Although the sample size was modest and included a heterogeneous sample of surgeons, the aim of this small study was to investigate the views of surgeons towards the impact of human factors on performance and to conduct a preliminary evaluation of a course to address this. The results should be interpreted with caution given the small number of participants. Also, given their pre-existing interest, the study population was self-selected which may be associated with particular surgeon characteristics. However, further research could investigate the receptiveness of those with a low interest using more detailed methods of evaluation. Notwithstanding these issues, this pilot study does provide a snapshot of the immediate impact and view of the course to enable further refinement and improvement. The study also provides valuable insight into the acceptability of courses designed to address non-technical skills and could provide a useful starting point for further research. For example, a randomised controlled trial of surgeons receiving training (or not) could enable a range of objective and subjective outcomes to be assessed in relation to its effectiveness in bringing about positive changes to practice.
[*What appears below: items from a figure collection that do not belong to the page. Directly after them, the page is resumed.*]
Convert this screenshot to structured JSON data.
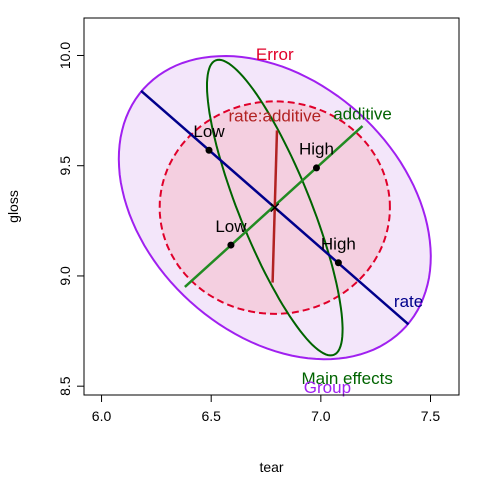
{
  "chart_data": {
    "type": "scatter",
    "title": "",
    "xlabel": "tear",
    "ylabel": "gloss",
    "xlim": [
      5.92,
      7.63
    ],
    "ylim": [
      8.46,
      10.17
    ],
    "xticks": [
      "6.0",
      "6.5",
      "7.0",
      "7.5"
    ],
    "yticks": [
      "8.5",
      "9.0",
      "9.5",
      "10.0"
    ],
    "grid": false,
    "legend": "none",
    "center": {
      "x": 6.79,
      "y": 9.31
    },
    "ellipses": [
      {
        "name": "Group",
        "color": "#a020f0",
        "fill": "#f3e6fa",
        "dashed": false,
        "cx": 6.79,
        "cy": 9.31,
        "rx": 0.805,
        "ry": 0.575,
        "angle_deg": -42.0
      },
      {
        "name": "Error",
        "color": "#e0002a",
        "fill": "#f4cfe0",
        "dashed": true,
        "cx": 6.79,
        "cy": 9.31,
        "rx": 0.525,
        "ry": 0.482,
        "angle_deg": 0
      },
      {
        "name": "Main effects",
        "color": "#006400",
        "fill": "none",
        "dashed": false,
        "cx": 6.79,
        "cy": 9.31,
        "rx": 0.72,
        "ry": 0.163,
        "angle_deg": -68.0
      }
    ],
    "lines": [
      {
        "name": "rate",
        "color": "#00008b",
        "from": [
          6.18,
          9.84
        ],
        "to": [
          7.4,
          8.78
        ]
      },
      {
        "name": "additive",
        "color": "#228b22",
        "from": [
          6.38,
          8.95
        ],
        "to": [
          7.19,
          9.68
        ]
      },
      {
        "name": "rate:additive",
        "color": "#b22222",
        "from": [
          6.78,
          8.97
        ],
        "to": [
          6.8,
          9.66
        ]
      }
    ],
    "points": [
      {
        "label": "Low",
        "x": 6.49,
        "y": 9.57,
        "label_x": 6.49,
        "label_y": 9.63,
        "color": "#000000"
      },
      {
        "label": "High",
        "x": 7.08,
        "y": 9.06,
        "label_x": 7.08,
        "label_y": 9.12,
        "color": "#000000"
      },
      {
        "label": "Low",
        "x": 6.59,
        "y": 9.14,
        "label_x": 6.59,
        "label_y": 9.2,
        "color": "#000000"
      },
      {
        "label": "High",
        "x": 6.98,
        "y": 9.49,
        "label_x": 6.98,
        "label_y": 9.55,
        "color": "#000000"
      }
    ],
    "annotations": [
      {
        "text": "Error",
        "x": 6.79,
        "y": 9.98,
        "color": "#e0002a"
      },
      {
        "text": "rate:additive",
        "x": 6.79,
        "y": 9.7,
        "color": "#b22222"
      },
      {
        "text": "additive",
        "x": 7.19,
        "y": 9.71,
        "color": "#006400"
      },
      {
        "text": "rate",
        "x": 7.4,
        "y": 8.86,
        "color": "#00008b"
      },
      {
        "text": "Main effects",
        "x": 7.12,
        "y": 8.51,
        "color": "#006400"
      },
      {
        "text": "Group",
        "x": 7.03,
        "y": 8.47,
        "color": "#a020f0"
      }
    ]
  }
}
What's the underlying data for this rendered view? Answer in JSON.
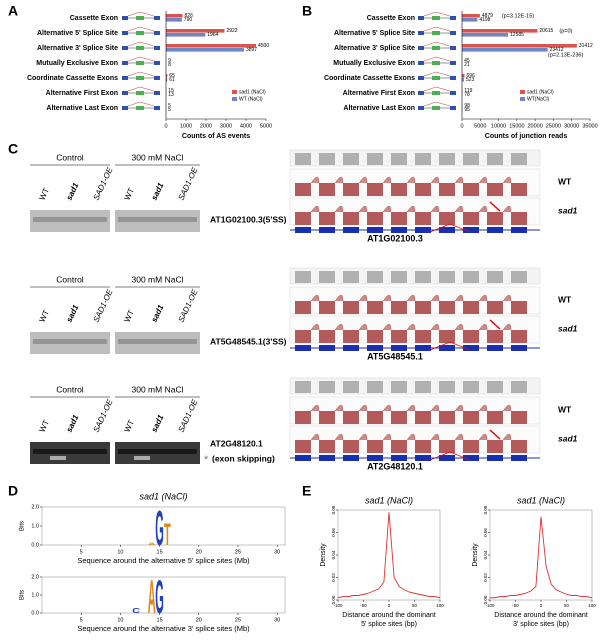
{
  "panel_labels": [
    "A",
    "B",
    "C",
    "D",
    "E"
  ],
  "chart_data": [
    {
      "type": "hbar",
      "xlabel": "Counts of AS events",
      "categories": [
        "Cassette Exon",
        "Alternative 5' Splice Site",
        "Alternative 3' Splice Site",
        "Mutually Exclusive Exon",
        "Coordinate Cassette Exons",
        "Alternative First Exon",
        "Alternative Last Exon"
      ],
      "series": [
        {
          "name": "sad1 (NaCl)",
          "color": "#d9534f",
          "values": [
            826,
            2922,
            4500,
            9,
            65,
            15,
            5
          ]
        },
        {
          "name": "WT (NaCl)",
          "color": "#6f86c6",
          "values": [
            790,
            1964,
            3897,
            8,
            61,
            13,
            5
          ]
        }
      ],
      "xlim": [
        0,
        5000
      ],
      "xticks": [
        0,
        1000,
        2000,
        3000,
        4000,
        5000
      ]
    },
    {
      "type": "hbar",
      "xlabel": "Counts of junction reads",
      "categories": [
        "Cassette Exon",
        "Alternative 5' Splice Site",
        "Alternative 3' Splice Site",
        "Mutually Exclusive Exon",
        "Coordinate Cassette Exons",
        "Alternative First Exon",
        "Alternative Last Exon"
      ],
      "series": [
        {
          "name": "sad1 (NaCl)",
          "color": "#d9534f",
          "values": [
            4879,
            20615,
            31412,
            45,
            696,
            119,
            98
          ]
        },
        {
          "name": "WT(NaCl)",
          "color": "#6f86c6",
          "values": [
            4198,
            12585,
            23412,
            21,
            523,
            78,
            95
          ]
        }
      ],
      "annotations": [
        "(p=3.12E-15)",
        "(p=0)",
        "(p=2.13E-236)"
      ],
      "xlim": [
        0,
        35000
      ],
      "xticks": [
        0,
        5000,
        10000,
        15000,
        20000,
        25000,
        30000,
        35000
      ]
    },
    {
      "type": "logo",
      "title": "sad1 (NaCl)",
      "xlabel": "Sequence around the alternative 5' splice sites (Mb)",
      "ylabel": "Bits",
      "x": [
        14,
        15,
        16
      ],
      "letters": [
        "A",
        "G",
        "T"
      ],
      "values": [
        0.15,
        1.9,
        1.2
      ],
      "colors": [
        "#e08a1e",
        "#2340c0",
        "#e08a1e"
      ],
      "xlim": [
        0,
        31
      ],
      "xticks": [
        5,
        10,
        15,
        20,
        25,
        30
      ],
      "ylim": [
        0,
        2
      ],
      "yticks": [
        {
          "value": 0,
          "label": "0.0"
        },
        {
          "value": 1,
          "label": "1.0"
        },
        {
          "value": 2,
          "label": "2.0"
        }
      ]
    },
    {
      "type": "logo",
      "xlabel": "Sequence around the alternative 3' splice sites (Mb)",
      "ylabel": "Bits",
      "x": [
        12,
        14,
        15
      ],
      "letters": [
        "C",
        "A",
        "G"
      ],
      "values": [
        0.3,
        1.9,
        1.9
      ],
      "colors": [
        "#2340c0",
        "#e08a1e",
        "#2340c0"
      ],
      "xlim": [
        0,
        31
      ],
      "xticks": [
        5,
        10,
        15,
        20,
        25,
        30
      ],
      "ylim": [
        0,
        2
      ],
      "yticks": [
        {
          "value": 0,
          "label": "0.0"
        },
        {
          "value": 1,
          "label": "1.0"
        },
        {
          "value": 2,
          "label": "2.0"
        }
      ]
    },
    {
      "type": "line",
      "title": "sad1 (NaCl)",
      "xlabel": [
        "Distance around the dominant",
        "5' splice sites (bp)"
      ],
      "ylabel": "Density",
      "color": "#e03030",
      "x": [
        -100,
        -90,
        -80,
        -70,
        -60,
        -50,
        -40,
        -30,
        -20,
        -10,
        0,
        10,
        20,
        30,
        40,
        50,
        60,
        70,
        80,
        90,
        100
      ],
      "values": [
        0.002,
        0.003,
        0.003,
        0.004,
        0.004,
        0.005,
        0.006,
        0.008,
        0.01,
        0.016,
        0.078,
        0.02,
        0.012,
        0.009,
        0.007,
        0.006,
        0.005,
        0.004,
        0.003,
        0.003,
        0.002
      ],
      "xlim": [
        -100,
        100
      ],
      "xticks": [
        -100,
        -50,
        0,
        50,
        100
      ],
      "ylim": [
        0,
        0.08
      ],
      "yticks": [
        {
          "value": 0,
          "label": "0.00"
        },
        {
          "value": 0.02,
          "label": "0.02"
        },
        {
          "value": 0.04,
          "label": "0.04"
        },
        {
          "value": 0.06,
          "label": "0.06"
        },
        {
          "value": 0.08,
          "label": "0.08"
        }
      ]
    },
    {
      "type": "line",
      "title": "sad1 (NaCl)",
      "xlabel": [
        "Distance around the dominant",
        "3' splice sites (bp)"
      ],
      "ylabel": "Density",
      "color": "#e03030",
      "x": [
        -100,
        -90,
        -80,
        -70,
        -60,
        -50,
        -40,
        -30,
        -20,
        -10,
        0,
        10,
        20,
        30,
        40,
        50,
        60,
        70,
        80,
        90,
        100
      ],
      "values": [
        0.002,
        0.002,
        0.003,
        0.003,
        0.004,
        0.004,
        0.005,
        0.006,
        0.008,
        0.012,
        0.074,
        0.03,
        0.014,
        0.009,
        0.007,
        0.005,
        0.004,
        0.004,
        0.003,
        0.003,
        0.002
      ],
      "xlim": [
        -100,
        100
      ],
      "xticks": [
        -100,
        -50,
        0,
        50,
        100
      ],
      "ylim": [
        0,
        0.08
      ],
      "yticks": [
        {
          "value": 0,
          "label": "0.00"
        },
        {
          "value": 0.02,
          "label": "0.02"
        },
        {
          "value": 0.04,
          "label": "0.04"
        },
        {
          "value": 0.06,
          "label": "0.06"
        },
        {
          "value": 0.08,
          "label": "0.08"
        }
      ]
    }
  ],
  "gels": [
    {
      "headers": [
        "Control",
        "300 mM NaCl"
      ],
      "lanes": [
        "WT",
        "sad1",
        "SAD1-OE",
        "WT",
        "sad1",
        "SAD1-OE"
      ],
      "label": "AT1G02100.3(5'SS)"
    },
    {
      "headers": [
        "Control",
        "300 mM NaCl"
      ],
      "lanes": [
        "WT",
        "sad1",
        "SAD1-OE",
        "WT",
        "sad1",
        "SAD1-OE"
      ],
      "label": "AT5G48545.1(3'SS)"
    },
    {
      "headers": [
        "Control",
        "300 mM NaCl"
      ],
      "lanes": [
        "WT",
        "sad1",
        "SAD1-OE",
        "WT",
        "sad1",
        "SAD1-OE"
      ],
      "label": "AT2G48120.1",
      "note_symbol": "*",
      "note": "(exon skipping)"
    }
  ],
  "sashimi": [
    {
      "tracks": [
        "WT",
        "sad1"
      ],
      "gene": "AT1G02100.3"
    },
    {
      "tracks": [
        "WT",
        "sad1"
      ],
      "gene": "AT5G48545.1"
    },
    {
      "tracks": [
        "WT",
        "sad1"
      ],
      "gene": "AT2G48120.1"
    }
  ]
}
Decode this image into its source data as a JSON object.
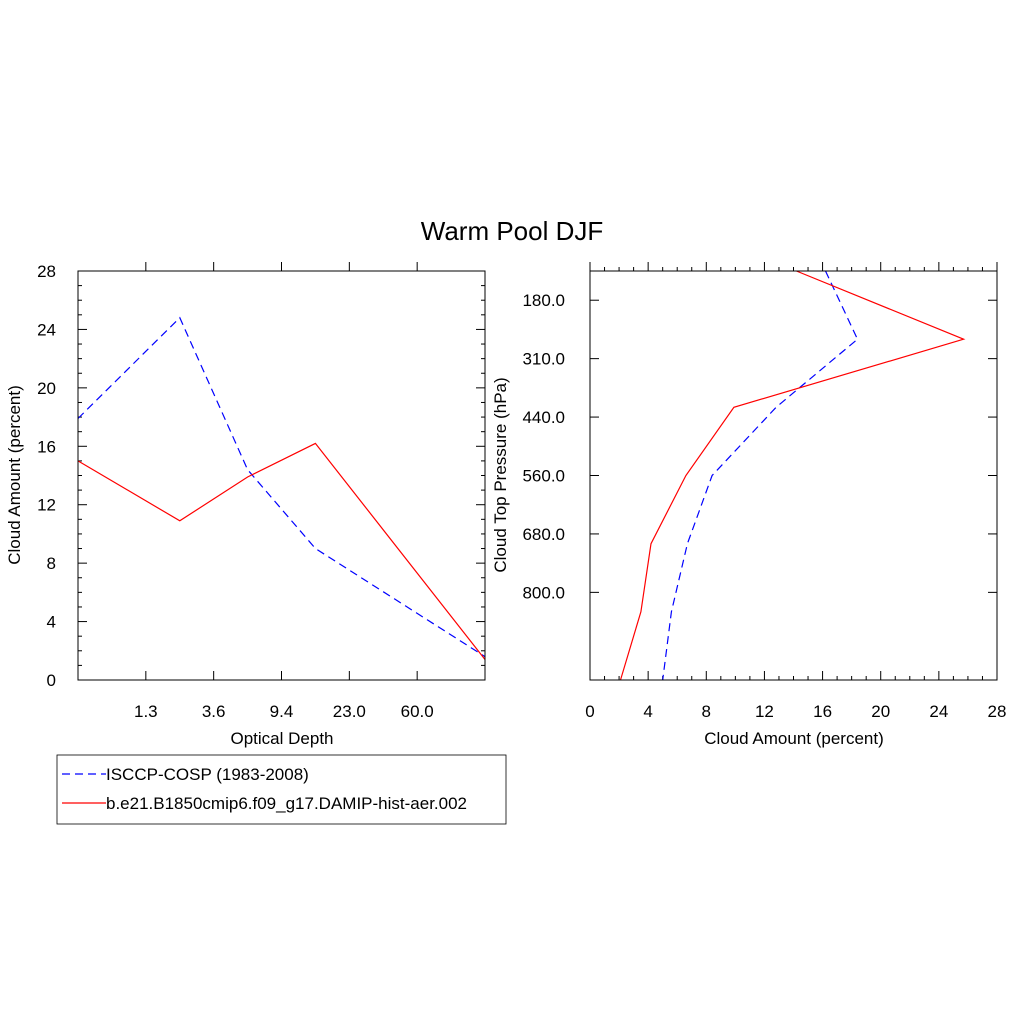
{
  "title": "Warm Pool DJF",
  "chart_data": [
    {
      "type": "line",
      "panel": "optical-depth",
      "xlabel": "Optical Depth",
      "ylabel": "Cloud Amount (percent)",
      "x_tick_labels": [
        "1.3",
        "3.6",
        "9.4",
        "23.0",
        "60.0"
      ],
      "y_ticks": [
        0,
        4,
        8,
        12,
        16,
        20,
        24,
        28
      ],
      "ylim": [
        0,
        28
      ],
      "x_points": [
        0.3,
        1.3,
        3.6,
        9.4,
        23.0,
        60.0,
        379
      ],
      "series": [
        {
          "name": "ISCCP-COSP (1983-2008)",
          "color": "#0000ff",
          "style": "dashed",
          "values": [
            17.9,
            24.8,
            14.4,
            9.0,
            1.6
          ]
        },
        {
          "name": "b.e21.B1850cmip6.f09_g17.DAMIP-hist-aer.002",
          "color": "#ff0000",
          "style": "solid",
          "values": [
            15.0,
            10.9,
            13.9,
            16.2,
            1.4
          ]
        }
      ]
    },
    {
      "type": "line",
      "panel": "cloud-top-pressure",
      "xlabel": "Cloud Amount (percent)",
      "ylabel": "Cloud Top Pressure (hPa)",
      "x_ticks": [
        0,
        4,
        8,
        12,
        16,
        20,
        24,
        28
      ],
      "xlim": [
        0,
        28
      ],
      "y_tick_labels": [
        "180.0",
        "310.0",
        "440.0",
        "560.0",
        "680.0",
        "800.0"
      ],
      "series": [
        {
          "name": "ISCCP-COSP (1983-2008)",
          "color": "#0000ff",
          "style": "dashed",
          "values": [
            16.2,
            18.4,
            12.8,
            8.4,
            6.7,
            5.6,
            5.0
          ]
        },
        {
          "name": "b.e21.B1850cmip6.f09_g17.DAMIP-hist-aer.002",
          "color": "#ff0000",
          "style": "solid",
          "values": [
            14.2,
            25.7,
            9.9,
            6.6,
            4.2,
            3.5,
            2.1
          ]
        }
      ]
    }
  ],
  "legend": [
    {
      "label": "ISCCP-COSP (1983-2008)",
      "color": "#0000ff",
      "style": "dashed"
    },
    {
      "label": "b.e21.B1850cmip6.f09_g17.DAMIP-hist-aer.002",
      "color": "#ff0000",
      "style": "solid"
    }
  ]
}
An important goal of future work would also be to investigate the long-term educational impact of the course. This could be achieved by following participants up in 6 months to determine whether they are still using any of the skills learned on the course. In addition to evaluating the potential value of these courses to surgical outcomes, a discussion of how and by whom such courses should be run and funded is warranted. Eliciting the views of surgeons provides useful feedback to enhance the delivery of courses to address these factors which have already been shown to be important in performance5 and outcomes.16 The aviation industry has long acknowledged and taken account of non-technical factors and it is timely that surgery does the same. Whilst undoubtedly beneficial, raising awareness of these issues may not be sufficient to bring about changes to practice without a more concentrated focus on strategies to address these issues. A further area of development is, therefore, to include a practical element to training to enable surgeons to implement these.
This pilot study has shown that surgeons are receptive to training on how surgical performance can be enhanced through human factors and that they appreciate the content and mode of presentation. Given that they are well received by the surgical community and that there is a dearth of coverage in surgical training, further training to address these issues should be initiated in addition to further research to evaluate its impact.